John - scalars can be declared as allocatable; this is actually useful as a mechanism to detect whether they have been defined or not.

Well lines 5 and 7 would allocate LHS but given the RHS is unallocated and  thus undefined  to my mind your code is non-conforming and I would not expect it to "work". 

I am not sure what you mean by "this is actually useful as a mechanism to detect whether they have been defined or not.". If they are not allocated then I would say they are not defined but if they are allocated they could still be uninitialised? Could you elaborate as I might be missing a new trick here.

Both assignments are invalid according to the standard, since I and II are not allocated. There is no "transfer of allocation status" here. If you compile with pointer checking enabled, you get:

forrtl: severe (408): fort: (8): Attempt to fetch from allocatable variable I when it is not allocated

Image              PC                Routine            Line        Source
t.exe              00007FF719B35166  Unknown               Unknown  Unknown
t.exe              00007FF719B310A3  MAIN__                      5  t.f90

Thanks Steve - I really thought that the assignment was valid for the arrays; in the sense that even if the right hand side array is not allocated, it still has a descriptor - and that the content of that descriptor would be copied to the descriptor of the left-hand side array in the J = I assignment.

Regarding andrew_4619 comment... by 'whether they have been defined or not' I meant that testing for the allocation status of the scalar is a way to determine if this scalar has been 'touched' during an initialization procedure.
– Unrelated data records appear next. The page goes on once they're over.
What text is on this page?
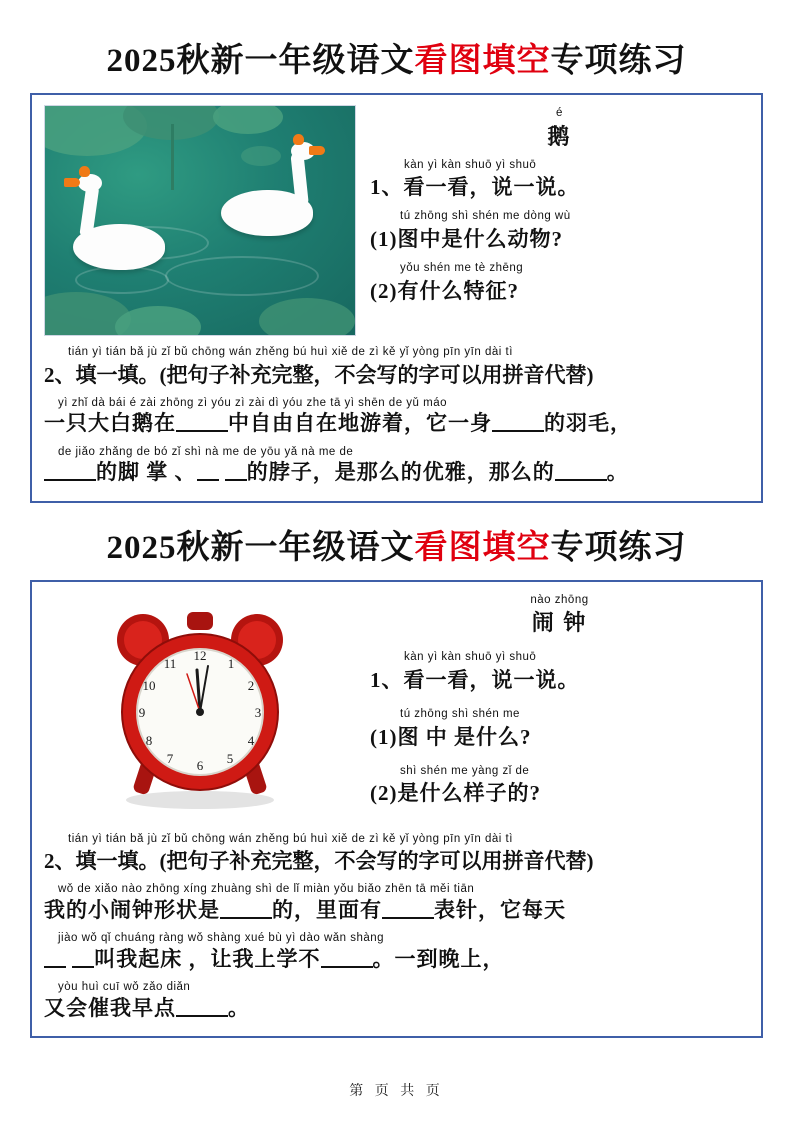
2025秋新一年级语文看图填空专项练习
é
鹅
kàn yì kàn shuō yì shuō
1、看一看，说一说。
tú zhōng shì shén me dòng wù
(1)图中是什么动物?
yǒu shén me tè zhēng
(2)有什么特征?
tián yì tián bǎ jù zǐ bǔ chōng wán zhěng bú huì xiě de zì kě yǐ yòng pīn yīn dài tì
2、填一填。(把句子补充完整，不会写的字可以用拼音代替)
yì zhǐ dà bái é zài zhōng zì yóu zì zài dì yóu zhe tā yì shēn de yǔ máo
一只大白鹅在 中自由自在地游着，它一身 的羽毛，
de jiǎo zhǎng de bó zǐ shì nà me de yōu yǎ nà me de
的脚 掌 、 的脖子，是那么的优雅，那么的 。
2025秋新一年级语文看图填空专项练习
12
1
2
3
4
5
6
7
8
9
10
11
nào zhōng
闹 钟
kàn yì kàn shuō yì shuō
1、看一看，说一说。
tú zhōng shì shén me
(1)图 中 是什么?
shì shén me yàng zǐ de
(2)是什么样子的?
tián yì tián bǎ jù zǐ bǔ chōng wán zhěng bú huì xiě de zì kě yǐ yòng pīn yīn dài tì
2、填一填。(把句子补充完整，不会写的字可以用拼音代替)
wǒ de xiǎo nào zhōng xíng zhuàng shì de lǐ miàn yǒu biǎo zhēn tā měi tiān
我的小闹钟形状是 的，里面有 表针，它每天
jiào wǒ qǐ chuáng ràng wǒ shàng xué bù yì dào wǎn shàng
叫我起床 ，让我上学不 。一到晚上，
yòu huì cuī wǒ zǎo diǎn
又会催我早点 。
第 页 共 页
This is useful, for instance, when you deal with a user input which presence is optional.

>>This is useful, for instance, when you deal with a user input which presence is optional.

There is a difference with an optional argument not being present and one that is an unallocated alllocatable that was supplied.

Jim Dempsey

Jim - this is not what I meant either... Assume that an analysis requires a user parameter and that the user has the choice to explicitly define or omit it altogether. Having an allocatable scalar helps deal with this. Otherwise, each scalar needs to have a companion logical variable like SCALAR_HAS_BEEN_PROVIDED_BY_USER to keep track of this.

nn n. wrote:

Thanks Steve - I really thought that the assignment was valid for the arrays; in the sense that even if the right hand side array is not allocated, it still has a descriptor - and that the content of that descriptor would be copied to the descriptor of the left-hand side array in the J = I assignment.

There is no copying of descriptors. Assignment to an allocatable variable creates new content. It is not like pointer assignment. Yes, there is a descriptor that holds length and bounds info, but it is not really copied verbatim.

Steve - I think this is the mistake I made here: I thought that an allocatable array, irrespective of its allocation status, has a descriptor (which contains, among its various bits, information regarding the base address of the array, rank, stride, size of element, allocation status, etc. etc.), and I assumed that an assignment of the type A = B, where both variables are allocatable arrays, would at least initialize the descriptor of A with the allocation status of B.

And beyond that I got it even more wrong thinking that this faulty concept was also applicable to allocatable scalars, ha ha.